Depuis 24 heures, le ton a changé. L’ambiance est en train de s’alourdir. Et pour cause, la Présidence de la République vient de sonner la fin de la récréation. Trop, c’est trop. C’est le message qui semble clairement se dégager du discours adressé hier mercredi par le Président de la République, Abdelaziz Bouteflika,  aux participants à la réunion Gouvernement-walis, dont les travaux ont débuté mercredi matin à Alger. 

Lu en son nom par le Secrétaire général de la présidence de la République, Habba Okbi, le chef de l’Etat a estimé « normal que la stabilité de notre pays soit ciblée par des cercles de prédateurs et de cellules dormantes qui s’acharnent à attenter à sa crédibilité et à la volonté de ses enfants ». La charge est très lourde. Et tout le discours est une succession inédite de rappels à l’ordre, de mises en garde et d’avertissements.

« Les manoeuvres politiciennes que nous observons à l’approche de chaque échéance cruciale pour le peuple algérien est la preuve tangible de ces intentions inavouées, qui s’éclipsent dès que notre valeureux peuple leur tourne le dos », affirme-t-on clairement dans ce discours. « Les aventuristes qui font dans la promotion de la culture de l’oubli, du déni et de la négation ne seront jamais des forces de construction et d’édification », est-il également indiqué en ajoutant que « bien au contraire, ils dissimulent les faucilles du massacre, qu’ils n’hésiteront pas à utiliser pour faire basculer le pays dans l’inconnu ».

Que faut-il réellement comprendre de ce discours unique en son genre ? D’abord, la Présidence de la République veut en finir une fois pour toute avec cette guerre psychologique que l’on appelle communément dans les médias : »la guerre des clans ». La décision politique revient, d’abord et avant-tout, à la Présidence de la République. Cette institution est la seule instance dépositaire légitime du pouvoir en Algérie. Les autres « manœuvres » alimentées par des « rumeurs » ne disposent d’aucune légitimité et ne reflètent nullement la volonté de l’Etat.

Ce discours traduit également la colère de la Présidence contre les attaques incessantes lancées par plusieurs officines médiatiques en direction de certaines institutions stratégiques du pays, à l’image des services de renseignement dont l’image et l’intégrité morale ont été brutalement malmenées récemment par les dérives médiatiques de certains organes de presse et une chaîne de télévision privée très sulfureuse obéissant à un sombre agenda politique.  « Toute atteinte à la stabilité des institutions de l’État est une atteinte à la Constitution et à l’un des piliers de ce pays inexpugnable », explique sans ambages le discours présidentiel.
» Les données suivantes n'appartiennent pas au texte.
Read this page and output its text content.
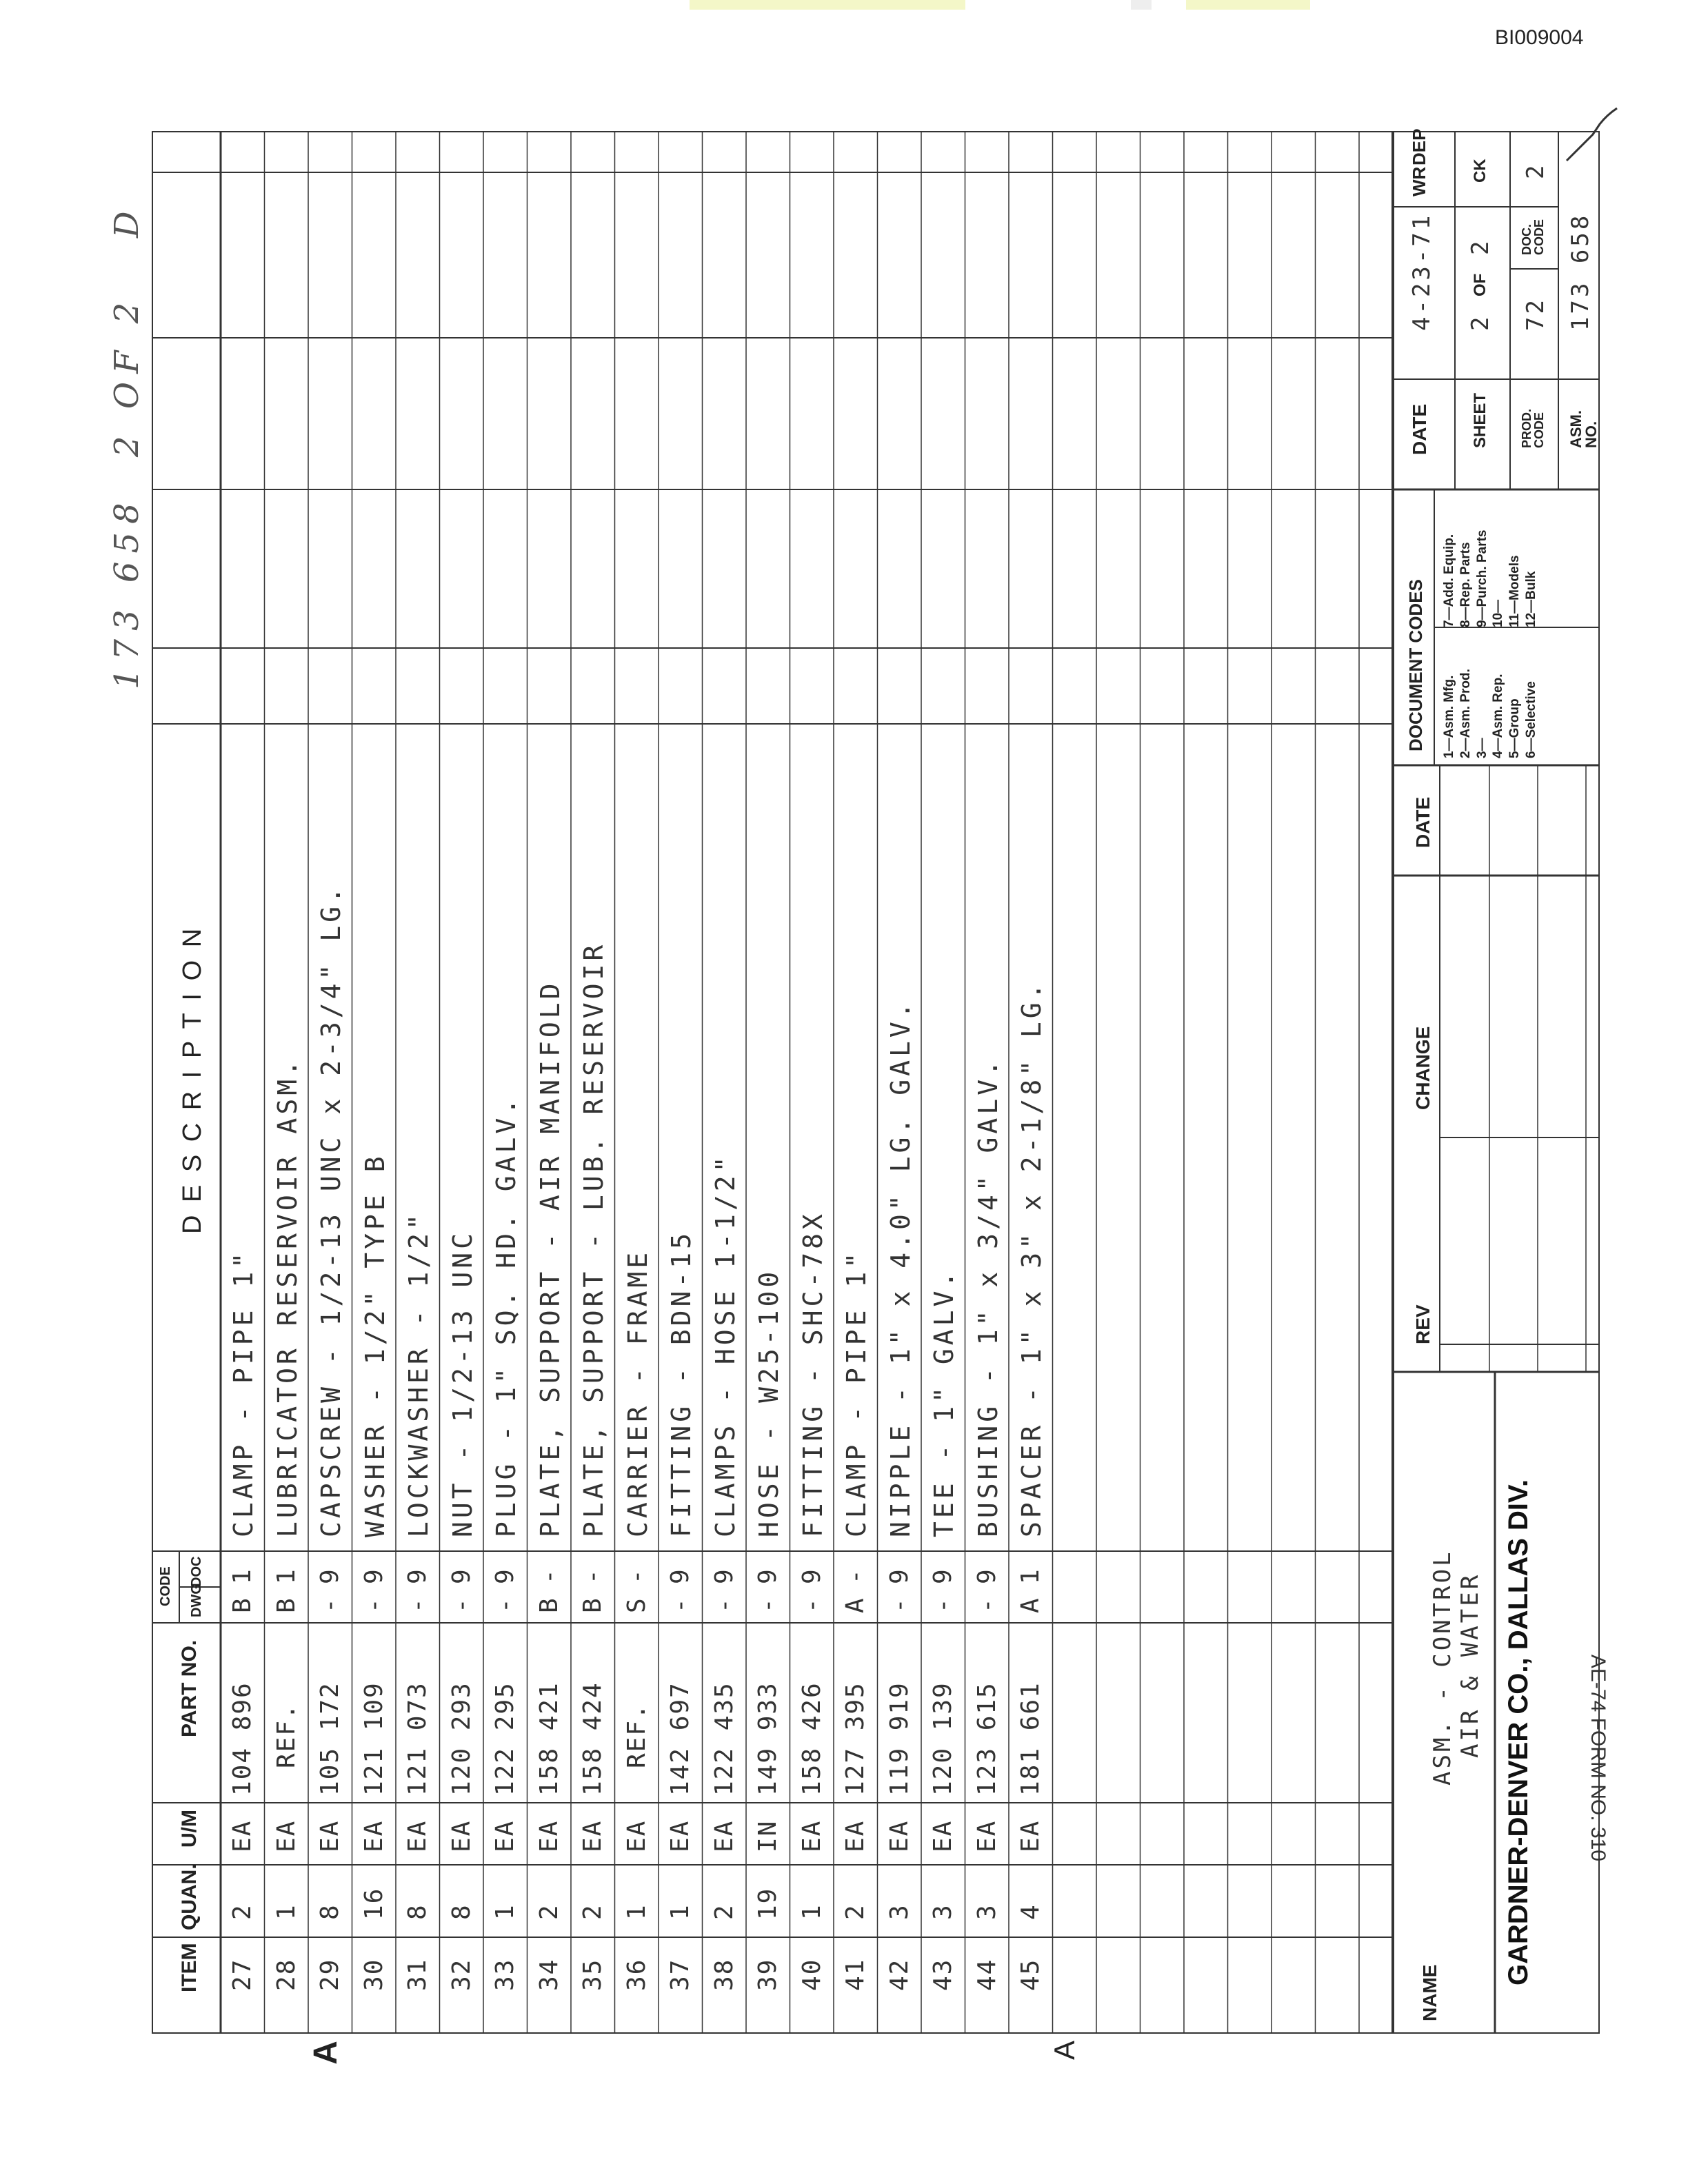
BI009004
173 658  2 OF 2   D
A	A
ITEM
QUAN.
U/M
PART NO.
CODE DWG
DOC
D E S C R I P T I O N
27
2
EA
104 896
B
1
CLAMP - PIPE 1"
28
1
EA
REF.
B
1
LUBRICATOR RESERVOIR ASM.
29
8
EA
105 172
-
9
CAPSCREW - 1/2-13 UNC x 2-3/4" LG.
30
16
EA
121 109
-
9
WASHER - 1/2" TYPE B
31
8
EA
121 073
-
9
LOCKWASHER - 1/2"
32
8
EA
120 293
-
9
NUT - 1/2-13 UNC
33
1
EA
122 295
-
9
PLUG - 1" SQ. HD. GALV.
34
2
EA
158 421
B
-
PLATE, SUPPORT - AIR MANIFOLD
35
2
EA
158 424
B
-
PLATE, SUPPORT - LUB. RESERVOIR
36
1
EA
REF.
S
-
CARRIER - FRAME
37
1
EA
142 697
-
9
FITTING - BDN-15
38
2
EA
122 435
-
9
CLAMPS - HOSE 1-1/2"
39
19
IN
149 933
-
9
HOSE - W25-100
40
1
EA
158 426
-
9
FITTING - SHC-78X
41
2
EA
127 395
A
-
CLAMP - PIPE 1"
42
3
EA
119 919
-
9
NIPPLE - 1" x 4.0" LG. GALV.
43
3
EA
120 139
-
9
TEE - 1" GALV.
44
3
EA
123 615
-
9
BUSHING - 1" x 3/4" GALV.
45
4
EA
181 661
A
1
SPACER - 1" x 3" x 2-1/8" LG.
NAME
ASM. - CONTROL AIR & WATER GARDNER-DENVER CO., DALLAS DIV.	AE-74 FORM NO. 310
REV
CHANGE
DATE
DOCUMENT CODES 1—Asm. Mfg. 2—Asm. Prod. 3— 4—Asm. Rep. 5—Group 6—Selective
7—Add. Equip. 8—Rep. Parts 9—Purch. Parts 10— 11—Models 12—Bulk
DATE
4-23-71
WR
DEP
SHEET
2
OF
2
CK
PROD. CODE
72
DOC. CODE
2
ASM. NO.
173 658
Le rappel à l’ordre est sans équivalent.

Enfin, le sort des prochaines élections présidentielles prévues en 2019 constitue le dernier axe de ce discours inédit qui marque un tournant majeur dans l’évolution de la situation politique de notre pays. La présidence parle ouvertement de « l’avenir au changement et à la succession des responsables et des personnes ». A ces voix qui appellent à la succession, le président Bouteflika rétorque « la nécessité de la protection des réalisations accomplies par le peuple ces deux dernières décennies et de leur préservation et valorisation à son profit ».

S’agit-il, pour autant, d’une intention clairement formulée « de briguer un cinquième mandat » ? C’est fort probable. Mais il apparaît en filigrane de ce discours que la Présidence de la République refuse catégoriquement de se plier aux pressions exercées à son encontre en prévision des présidentielles de 2019. Il n’est pas question de laisser des cercles occultes soumettre l’Etat algérien à la paralysie en prétextant l’incertitude d’une élection présidentielle. « Face à ces attitudes inacceptables, il incombe à chacun d’assumer sa responsabilité et de s’engager pleinement dans les options politique et économique nationales ou d’en sortir définitivement. L’ère des demi-mesures est révolue », a prévenu en dernier lieu le discours présidentiel. Le message est on ne peut plus clair : la candidature ou la non-candidature du Président Bouteflika ne concerne en aucun cas les autres hauts responsables du pays. Ces derniers doivent s’occuper seulement et uniquement de leur travail pour répondre aux besoins des Algériens. Tout le reste ne relève pas de leurs missions.